![Sample our Mathematics & Statistics journals, sign in here to start your FREE access for 14 days]({"type":"image" , "src" : "/sda/5943/TOC-Subject-Sample-2021-Mathematics-Statistics.jpg"})
Abstract
Translocation, a physical movement of genetic material from one chromosome to another, can result in the aberrant linkage of two cellular genes. This type of fusion may disrupt cellular function by producing novel, biologically active fused genes, or by triggering the activation of normally quiescent growth-associated genes. Either of these mechanisms provides a putative oncogenic stimulus, and indeed, several gene fusions from translocations have been identified in leukemias, lymphomas, and sarcomas. Although the oncogenic effects of genes involved in translocations have been under intensive study, little is known regarding the formation of translocation fusions themselves. The locations of these fusions are typically independent of the resultant oncogenic protein because they usually arise within certain bounded noncoding regions of the genes.

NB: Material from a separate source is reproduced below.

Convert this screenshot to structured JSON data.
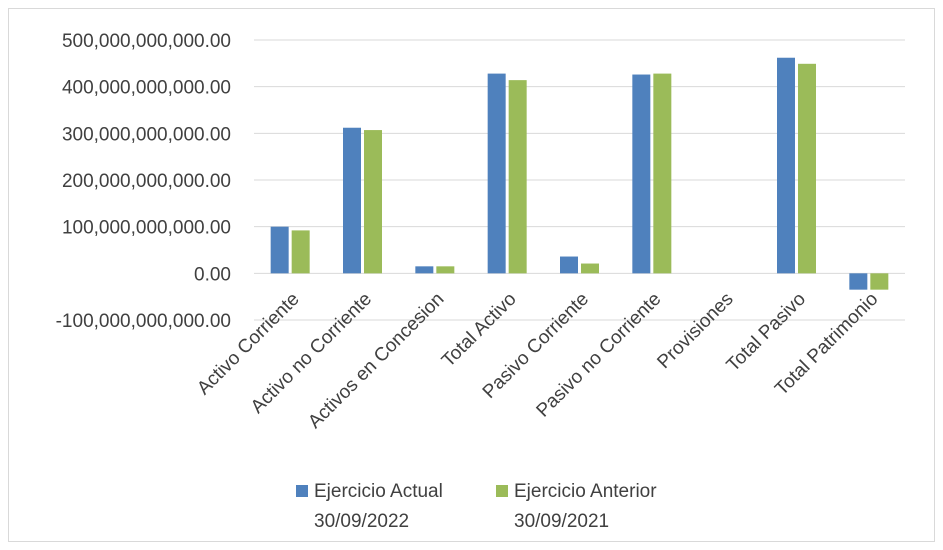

Thus the resultant proteins can be ignored in studying translocations, and we can focus exclusively on the fusions. A patterned (in particular, clustered) distribution of fusion breakpoints will potentially yield relevant information about the fusion process by identifying regions prone to recombination. Accordingly, the statistical analysis of translocation breakpoints has focused on the extent to which they cluster. Somewhat questionable methods have been used in this regard. After highlighting these shortcomings, we introduce a variety of approaches, including scan statistics, bandwidth tests, and gap statistics, that provide a comprehensive means for appraising clustering. We apply this battery to TEL–AML1 translocations, the most common translocation in childhood acute lymphoblastic leukemia. The results obtained indicate generally weaker evidence for clustering than previously reported, and also highlight differences between the statistical approaches.